Tuesday, March 29, 2011

A Concept Offensive to Reasonable People

Questions are being asked about possible test-score fraud in the Washington DC public schools.  Michelle Rhee, who's taken credit for performance improvements, has responded quite defensively:  In regards to the investigation of scores, she calls it




"an insult to the dedicated teachers and schoolchildren who worked hard to improve their academic achievement levels....
It isn't surprising that the enemies of school reform once again are trying to argue that the Earth is flat and that there is no way test scores could have improved ... unless someone cheated."
A common criticism of the DC schools (along with just about everywhere else in the country) has been the assertion that the union has "resisted reform".  I think this is probably true, given what "reform" actually means.  I'm curious as to what people think the union in DC has actually done to resist "reform", that any other union hasn't done in any other district.  I'm asking this under the assumption that, as is commonly said of union resistance to reform, they probably feel they have fought against the standard reform platform: performance pay, ending tenure, and general undermining of teacher protections.  The underlying premise of these reforms is that poor teaching is driving the achievement gap, and that what is needed is an improvement in the quality of teaching, and thus the so-called accountability measures.

My problem with this is that it isn't as if the teachers in DC are really much worse than anywhere else.  I mean, they could be in some marginal sense, but it would be really odd for there to be so many bad teachers, to the extent that they are driving such dismal performance in classroom after classroom.  There just isn't anything about DC that would make it so exceptionally worse than other, similarly disadvantaged districts.

Except of course, that all districts with similar demographics are doing terribly.  We tend to say these are "bad schools".  Yet that's largely a useless term.  "School" is simply a building staffed by credentialed employees.  The quality doesn't change substantially from one to the next.  What does change is the student body.  Often in a matter of a few miles - across "the tracks" - scores can almost double. The reality is that these schools face tasks that are really not comparable.  Therefore it is somewhat absurd to speak of them in similar terms, and even more absurd to address them with similar policy. 

Ever wonder why you don't hear about "bad" teachers at "good" schools?  It isn't because they don't exist.  It is because they are largely irrelevant.  As long as they show up and provide some basic level of instruction, the kids will do relatively OK.  This isn't even "bad" teaching, necessarily.  (Just try managing to keep 30 kids somewhat focused and following a curriculum for 6 hours a day, and try not to go insane yourself - the term "bad" will take on new meaning!)  No, what goes on at "good" schools is average teaching.  And that's fine.  We can go into deeper discussions there, but I think that's beyond the scope of the achievement-gap problem.
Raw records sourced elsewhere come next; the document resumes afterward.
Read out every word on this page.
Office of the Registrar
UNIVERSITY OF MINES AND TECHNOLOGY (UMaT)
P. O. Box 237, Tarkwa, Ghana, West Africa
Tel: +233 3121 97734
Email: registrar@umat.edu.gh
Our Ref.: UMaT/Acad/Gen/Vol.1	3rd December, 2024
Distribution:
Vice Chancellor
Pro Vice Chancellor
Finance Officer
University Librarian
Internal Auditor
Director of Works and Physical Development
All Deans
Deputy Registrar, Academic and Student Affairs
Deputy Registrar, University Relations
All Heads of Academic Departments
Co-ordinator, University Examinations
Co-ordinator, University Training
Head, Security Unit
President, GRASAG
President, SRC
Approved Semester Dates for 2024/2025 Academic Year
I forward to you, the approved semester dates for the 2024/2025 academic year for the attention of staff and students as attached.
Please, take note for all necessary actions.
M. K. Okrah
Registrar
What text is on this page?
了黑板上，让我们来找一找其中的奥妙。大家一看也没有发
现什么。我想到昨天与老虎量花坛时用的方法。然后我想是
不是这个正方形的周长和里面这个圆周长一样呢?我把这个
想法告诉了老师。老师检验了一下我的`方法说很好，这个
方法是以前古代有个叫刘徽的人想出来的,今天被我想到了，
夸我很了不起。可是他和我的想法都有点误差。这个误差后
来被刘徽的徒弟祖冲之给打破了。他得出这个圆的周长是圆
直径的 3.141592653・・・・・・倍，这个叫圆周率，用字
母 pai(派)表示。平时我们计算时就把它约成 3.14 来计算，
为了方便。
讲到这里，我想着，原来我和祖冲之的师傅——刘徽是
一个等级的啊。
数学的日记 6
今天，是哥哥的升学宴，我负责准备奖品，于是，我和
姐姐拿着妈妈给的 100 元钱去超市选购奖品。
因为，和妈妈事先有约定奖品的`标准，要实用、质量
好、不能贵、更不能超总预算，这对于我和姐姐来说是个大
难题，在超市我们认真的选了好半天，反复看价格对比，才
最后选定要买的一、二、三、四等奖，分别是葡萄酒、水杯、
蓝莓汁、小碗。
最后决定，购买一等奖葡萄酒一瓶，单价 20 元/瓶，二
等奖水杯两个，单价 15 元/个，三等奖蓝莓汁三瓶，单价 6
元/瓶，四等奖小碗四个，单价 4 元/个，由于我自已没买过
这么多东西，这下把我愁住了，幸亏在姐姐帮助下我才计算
But what goes on at "bad" schools is... surprise, average teaching.  The problem is, given the resources everyone at such schools are working with, considering the task they face, average produces "bad" results.  The vainglorious hope that modern education reform is after is a concept that should be offensive to reasonable people: poor schools need above average teachers.  This is exactly what Nicholas Kristof wrote in a recent op-ed piece in the NY Times.  We need to
"attract the kind of above-average teachers our above-average children deserve."
Now, there are 3 million teachers in America.  In school districts with millions of kids, hundreds of thousands of them poor and disadvantaged, are we really going to hang our hopes on finding "above average" teachers?

This is the John Rambo, Jaime Escalante model of education.  It looks really cool, and is inspiring to believe.  But ultimately it is disrespectful to the countless teachers out there doing an increasingly thankless job, asked to single-handedly fix modern society's social problems by the sweat on their own brow.  And when they fail - when they are merely "average" - they are labelled "bad", and suddenly now the reason for America's continuing social ills. 

Just imagine if we treated combat soldiers or cops this way?  Not Rambo?  Not Clint Eastwood?  Well, don't complain that we didn't give you the resources to properly accomplish your mission.  You weren't above-average!  Haven't you seen the movies?  Why couldn't you have been just like them?  Well, now we've lost the war.  Now the neighborhood has become crime-ridden.  And it is your fault.